Writing in History Today, the historian Vanda Wilcox gives a broader picture of the booty taken by the victorious Central Powers in total, which included: 10 million ration sets, six million tins of fish and meat, 1,039 tonnes of dried pasta, 645 tonnes of cheese, 235 tonnes of coffee, 966,000 coats, 320,000 pairs of boots, 1.5 million pairs of pants and socks, 295,000 sheets and blankets and over 3,000 pieces of artillery and machine guns.
Furthermore, some 5m litres of wine and 1,600 litres of brandy went into the bag although that’s probably not counting what its capturers swiftly consumed on the spot.
Indeed, there is some suggestion that captured wine supplies may have given the Italian army the time needed to recover its composure.
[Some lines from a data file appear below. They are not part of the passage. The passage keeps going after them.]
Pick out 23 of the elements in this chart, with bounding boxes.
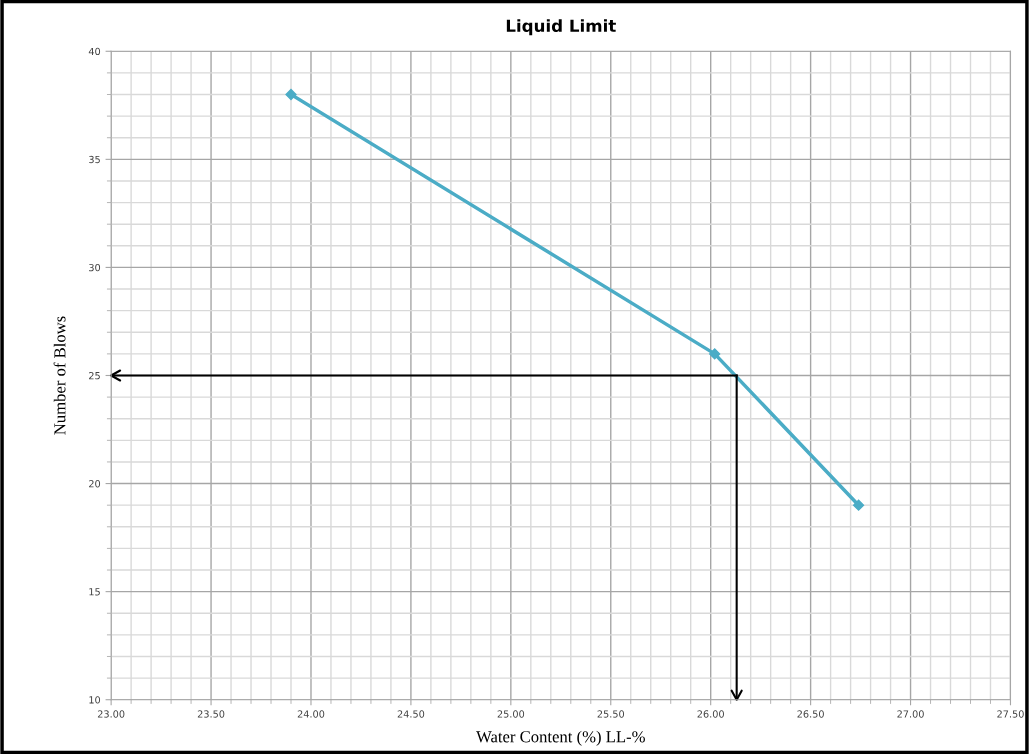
point <box>852 499 865 511</box>
y-tick-label: 10 <box>89 696 101 704</box>
y-tick-label: 30 <box>89 263 101 272</box>
y-tick-label: 15 <box>89 588 100 596</box>
chart-title: Liquid Limit <box>506 19 616 36</box>
x-axis-title: Water Content (%) LL-% <box>476 730 645 746</box>
y-tick-label: 35 <box>89 155 100 164</box>
y-tick-label: 25 <box>89 371 100 380</box>
x-tick-label: 27.00 <box>897 710 924 718</box>
y-tick-label: 20 <box>89 480 101 488</box>
point <box>709 348 721 360</box>
y-tick-label: 40 <box>88 47 101 56</box>
x-tick-label: 25.00 <box>497 710 525 718</box>
x-tick-label: 25.50 <box>597 710 625 718</box>
y-axis-title: Number of Blows <box>53 316 66 435</box>
x-tick-label: 23.50 <box>197 710 225 718</box>
x-tick-label: 24.00 <box>297 710 325 718</box>
x-tick-label: 26.50 <box>797 710 824 718</box>
x-tick-label: 23.00 <box>97 710 125 718</box>
x-tick-label: 27.50 <box>997 710 1024 718</box>
point <box>285 88 297 101</box>
x-tick-label: 26.00 <box>697 710 724 718</box>
x-tick-label: 24.50 <box>397 710 425 718</box>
By mid November the Central Powers had pursued the Italians into what is now the Prosecco region (indeed, much of the battle took place in Friuli-Venezia-Giulia) and the tired but happy Germans and Austrians are often said to have taken advantage of all the local wine cellars to refresh themselves on the way, sometimes a little too much, which led to delays in their advance. They were also outrunning their already strained supply lines which they needed for ammunition and artillery support if not exactly food or drink.
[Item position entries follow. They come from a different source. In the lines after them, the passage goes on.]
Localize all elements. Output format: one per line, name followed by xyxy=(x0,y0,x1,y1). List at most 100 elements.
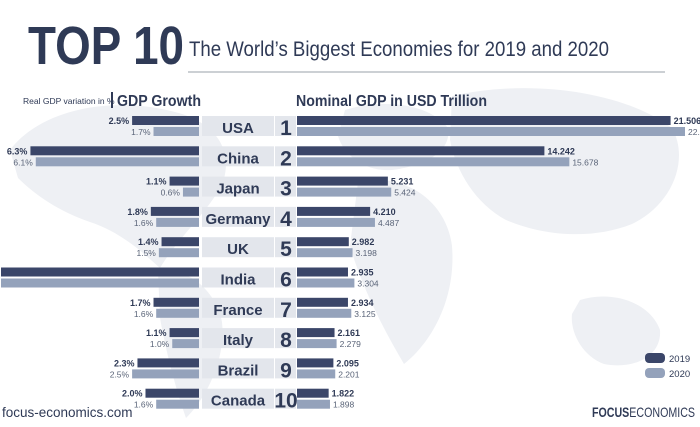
map-north-america-shape xyxy=(10,105,226,268)
gdp-bar-2019 xyxy=(297,176,388,186)
growth-chart-title: GDP Growth xyxy=(117,93,201,110)
gdp-bar-2019 xyxy=(297,237,349,247)
growth-bar-2019 xyxy=(169,176,199,186)
gdp-bar-2020 xyxy=(297,369,336,379)
country-label: India xyxy=(220,272,256,289)
growth-label-2020: 1.7% xyxy=(131,127,151,137)
rank-number: 10 xyxy=(274,390,297,413)
gdp-label-2019: 2.161 xyxy=(338,328,361,338)
growth-label-2020: 2.5% xyxy=(110,369,130,379)
country-label-bg xyxy=(202,237,274,258)
country-label-bg xyxy=(202,328,274,349)
map-africa-shape xyxy=(350,179,453,364)
brand-logo: FOCUSECONOMICS xyxy=(592,404,695,420)
country-label: Brazil xyxy=(218,362,259,379)
country-label: Japan xyxy=(216,181,259,198)
rank-bg xyxy=(275,176,296,197)
legend-swatch-2020 xyxy=(645,368,665,378)
gdp-bar-2019 xyxy=(297,358,334,368)
rank-bg xyxy=(275,116,296,136)
rank-bg xyxy=(275,328,296,349)
rank-bg xyxy=(275,388,296,409)
country-label-bg xyxy=(202,176,274,197)
brand-logo-rest: ECONOMICS xyxy=(629,404,695,420)
growth-label-2019: 2.0% xyxy=(122,389,143,399)
gdp-label-2019: 14.242 xyxy=(547,146,575,156)
growth-bar-2019 xyxy=(30,146,199,156)
growth-label-2019: 1.1% xyxy=(146,328,167,338)
rank-bg xyxy=(275,297,296,318)
country-label-bg xyxy=(202,206,274,227)
growth-label-2019: 1.4% xyxy=(138,237,159,247)
growth-label-2020: 1.6% xyxy=(134,309,154,319)
gdp-chart-title: Nominal GDP in USD Trillion xyxy=(296,93,487,110)
country-label-bg xyxy=(202,267,274,288)
gdp-label-2019: 2.982 xyxy=(352,237,375,247)
growth-label-2019: 2.5% xyxy=(109,116,130,126)
growth-bar-2020 xyxy=(156,399,199,409)
gdp-label-2019: 21.506 xyxy=(674,116,700,126)
top-ten-heading: TOP 10 xyxy=(28,16,184,76)
growth-bar-2019 xyxy=(137,358,199,368)
page-subtitle: The World’s Biggest Economies for 2019 a… xyxy=(189,38,609,61)
country-label: USA xyxy=(222,120,254,137)
growth-bar-2020 xyxy=(158,248,199,258)
gdp-bar-2019 xyxy=(297,267,348,277)
gdp-label-2020: 22.336 xyxy=(688,127,700,137)
gdp-label-2020: 15.678 xyxy=(572,157,598,167)
gdp-label-2020: 3.125 xyxy=(354,309,376,319)
growth-label-2019: 1.7% xyxy=(130,298,151,308)
gdp-bar-2019 xyxy=(297,388,329,398)
rank-bg xyxy=(275,358,296,379)
gdp-bar-2020 xyxy=(297,217,375,227)
rank-number: 5 xyxy=(280,238,292,261)
country-label: Germany xyxy=(205,211,271,228)
gdp-bar-2020 xyxy=(297,187,392,197)
growth-label-2019: 2.3% xyxy=(114,358,135,368)
map-australia-shape xyxy=(571,296,661,366)
gdp-bar-2020 xyxy=(297,278,355,288)
growth-label-2019: 6.3% xyxy=(7,146,28,156)
gdp-label-2020: 1.898 xyxy=(333,400,355,410)
growth-bar-2020 xyxy=(156,217,199,227)
gdp-bar-2019 xyxy=(297,146,545,156)
gdp-bar-2020 xyxy=(297,248,353,258)
rank-number: 3 xyxy=(280,178,292,201)
gdp-bar-2019 xyxy=(297,206,371,216)
growth-label-2020: 1.6% xyxy=(134,218,154,228)
rank-bg xyxy=(275,237,296,258)
brand-logo-bold: FOCUS xyxy=(592,404,629,420)
country-label: UK xyxy=(227,241,249,258)
legend-label-2020: 2020 xyxy=(669,369,690,380)
growth-bar-2020 xyxy=(156,308,199,318)
growth-bar-2020 xyxy=(35,157,199,167)
gdp-bar-2020 xyxy=(297,339,337,349)
gdp-bar-2019 xyxy=(297,116,671,125)
growth-label-2019: 1.1% xyxy=(146,177,167,187)
rank-number: 6 xyxy=(280,269,292,292)
growth-bar-2020 xyxy=(153,127,199,136)
growth-bar-2020 xyxy=(172,339,199,349)
growth-bar-2019 xyxy=(132,116,199,125)
rank-number: 4 xyxy=(280,208,292,231)
gdp-bar-2020 xyxy=(297,127,685,136)
gdp-label-2020: 3.304 xyxy=(357,279,379,289)
gdp-bar-2020 xyxy=(297,399,330,409)
gdp-label-2020: 4.487 xyxy=(378,218,400,228)
rank-number: 1 xyxy=(280,117,292,140)
growth-bar-2019 xyxy=(153,297,199,307)
rank-number: 8 xyxy=(280,329,292,352)
rank-number: 2 xyxy=(280,147,292,170)
gdp-label-2019: 1.822 xyxy=(332,389,355,399)
country-rows: USA12.5%1.7%21.50622.336China26.3%6.1%14… xyxy=(1,116,700,413)
country-label-bg xyxy=(202,358,274,379)
gdp-bar-2019 xyxy=(297,328,335,338)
The Italians reformed along the line of the Piave River and, at last, held.
Towards the very end of the battle fresh Italian and French and British units were fed into the line and the situation stabilised.
The sight of victorious and hungry German troops breaking ranks to pillage food and drink was repeated the following year.
Having used the same tactics to effect a major breakthrough on the Western Front in 1918, German troops fell upon the vast stores of rum the British had in their supply depots and, in some cases, drank themselves senseless.
But that is a story for another time.
*The Italian chief of staff, Marshal Luigi Cadorna, is widely considered as one of the most unimaginative and cruel of all the First World War generals; a martinet who had 750 of his soldiers shot during the course of the war, the highest number in any army. If ever a First World War general could said to be a ‘donkey’, Cadorna was. The Caporetto debacle saw him replaced by Armando Diaz who oversaw the Italian stand on the Piave and improved the morale and effectiveness of the army immeasurably.